Joseph Ndwaniye
Corrida ou Yawar fiesta: « Un mouvement d’opposition sur la souffrance infligée aux taureaux se développe »
Au début de l’été, j’ai rendu visite à un ami en vacances à Valence, en Espagne. Il avait planifié une série d’activités.
L’une d’elles m’a sidéré: il me proposait d’assister à une corrida alors que je le considérais, comme moi, ardent défenseur du bien-être animal! Comment avait-il pu imaginer que cela puisse me faire plaisir? Je lui ai rappelé, puisqu’il semblait l’avoir oublié, que je ne supportais pas de voir souffrir un animal et encore moins d’assister à sa mort. «Pourtant, tu m’as dit que tu étais l’égorgeur de poules attitré chez ta grand-mère à l’âge de 7 ans», m’a-t-il rappelé. «C’est vrai, mais là, il ne s’agit pas d’un spectacle, encore moins de faire souffrir l’animal. On l’abat dans le simple but de se nourrir!» Il a alors cherché à se dédouaner en m’expliquant l’origine et le sens de cette tradition espagnole.
Un mouvement d’opposition se développe. Il porte sur la souffrance infligée aux taureaux.
Elle remonte à des rituels antiques au cours desquels un taureau était sacrifié en l’honneur des dieux. Les courses de taureaux étaient populaires en Espagne dès le Moyen Age. Cela impliquait de faire courir les taureaux dans les rues, et les participants devaient démontrer leur habileté à éviter de se faire encorner au cours de ces folles cavalcades. Au fil du temps, ces courses ont mué en spectacles plus structurés. Ils se déroulaient dans une arène, mettant en scène des toreros qui évoluent avec habileté autour du taureau et exécutent des passes élégantes. Au XVIIIe siècle, la corrida a pris une forme encore plus codifiée avec des règles et des rôles bien définis pour les participants, y compris les picadors (cavaliers armés d’une pique) et les banderilleros (toréadors qui plantent des banderilles dans le taureau).
Les défenseurs de la corrida la justifient comme une tradition ancestrale, partie intégrante du patrimoine culturel. C’est pour eux un symbole de l’identité nationale et de la fierté espagnole. L’élégance des matadors est perçue comme une forme d’art qui a inspiré de nombreux écrivains, musiciens, peintres et danseurs. En outre, la corrida est un événement social majeur, rassemblant des communautés, des familles et des touristes venus du monde entier. Elle contribue également à l’économie locale.
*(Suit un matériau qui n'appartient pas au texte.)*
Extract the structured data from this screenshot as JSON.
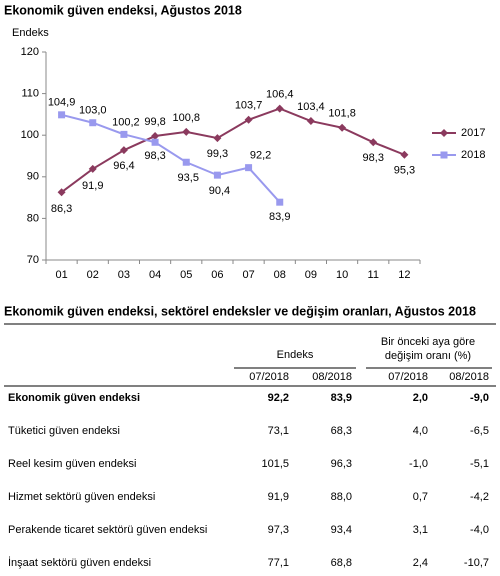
{
  "chart_data": {
    "type": "line",
    "title": "Ekonomik güven endeksi, Ağustos 2018",
    "y_label": "Endeks",
    "categories": [
      "01",
      "02",
      "03",
      "04",
      "05",
      "06",
      "07",
      "08",
      "09",
      "10",
      "11",
      "12"
    ],
    "series": [
      {
        "name": "2017",
        "color": "#8b3a5e",
        "marker": "diamond",
        "values": [
          86.3,
          91.9,
          96.4,
          99.8,
          100.8,
          99.3,
          103.7,
          106.4,
          103.4,
          101.8,
          98.3,
          95.3
        ],
        "value_labels": [
          "86,3",
          "91,9",
          "96,4",
          "99,8",
          "100,8",
          "99,3",
          "103,7",
          "106,4",
          "103,4",
          "101,8",
          "98,3",
          "95,3"
        ]
      },
      {
        "name": "2018",
        "color": "#9999ee",
        "marker": "square",
        "values": [
          104.9,
          103.0,
          100.2,
          98.3,
          93.5,
          90.4,
          92.2,
          83.9,
          null,
          null,
          null,
          null
        ],
        "value_labels": [
          "104,9",
          "103,0",
          "100,2",
          "98,3",
          "93,5",
          "90,4",
          "92,2",
          "83,9",
          null,
          null,
          null,
          null
        ]
      }
    ],
    "ylim": [
      70,
      120
    ],
    "yticks": [
      70,
      80,
      90,
      100,
      110,
      120
    ],
    "grid": false,
    "legend": "right"
  },
  "table": {
    "title": "Ekonomik güven endeksi, sektörel endeksler ve değişim oranları, Ağustos 2018",
    "group_headers": [
      "Endeks",
      "Bir önceki aya göre",
      "değişim oranı (%)"
    ],
    "columns": [
      "07/2018",
      "08/2018",
      "07/2018",
      "08/2018"
    ],
    "rows": [
      [
        "Ekonomik güven endeksi",
        "92,2",
        "83,9",
        "2,0",
        "-9,0"
      ],
      [
        "Tüketici güven endeksi",
        "73,1",
        "68,3",
        "4,0",
        "-6,5"
      ],
      [
        "Reel kesim güven endeksi",
        "101,5",
        "96,3",
        "-1,0",
        "-5,1"
      ],
      [
        "Hizmet sektörü güven endeksi",
        "91,9",
        "88,0",
        "0,7",
        "-4,2"
      ],
      [
        "Perakende ticaret sektörü güven endeksi",
        "97,3",
        "93,4",
        "3,1",
        "-4,0"
      ],
      [
        "İnşaat sektörü güven endeksi",
        "77,1",
        "68,8",
        "2,4",
        "-10,7"
      ]
    ]
  }
}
Bien que ces corridas soient très populaires, un mouvement d’opposition se développe. Les critiques portent sur la souffrance infligée aux taureaux. Ils subissent des blessures graves, parfois mortelles. Les méthodes utilisées pour les affaiblir avant l’entrée en scène du torero, telles que le banderillage et le piquage par les picadors, sont souvent dénoncées comme cruelles. Cette polémique a pris de l’ampleur, au point de conduire à des débats législatifs dans plusieurs pays et régions.
Conséquence de la colonisation, la corrida a gagné certaines régions d’Amérique latine qui l’ont adaptée. Lors d’un récent voyage au Pérou, j’ai découvert cette pratique: la Yawar fiesta (la fête du sang). Sur la place principale d’un petit village, un condor est attaché sur le dos d’un taureau par les pattes, cousues dans la peau de l’animal qu’il picore et qui se débat. Les toreros tirent le taureau de part et d’autre en agitant un tissu de couleur. La séquence est courte. Le condor et le taureau survivent généralement et sont libérés à la fin. Il s’agit d’une représentation symbolique du pouvoir des peuples andins (le condor) sur les Espagnols (le taureau).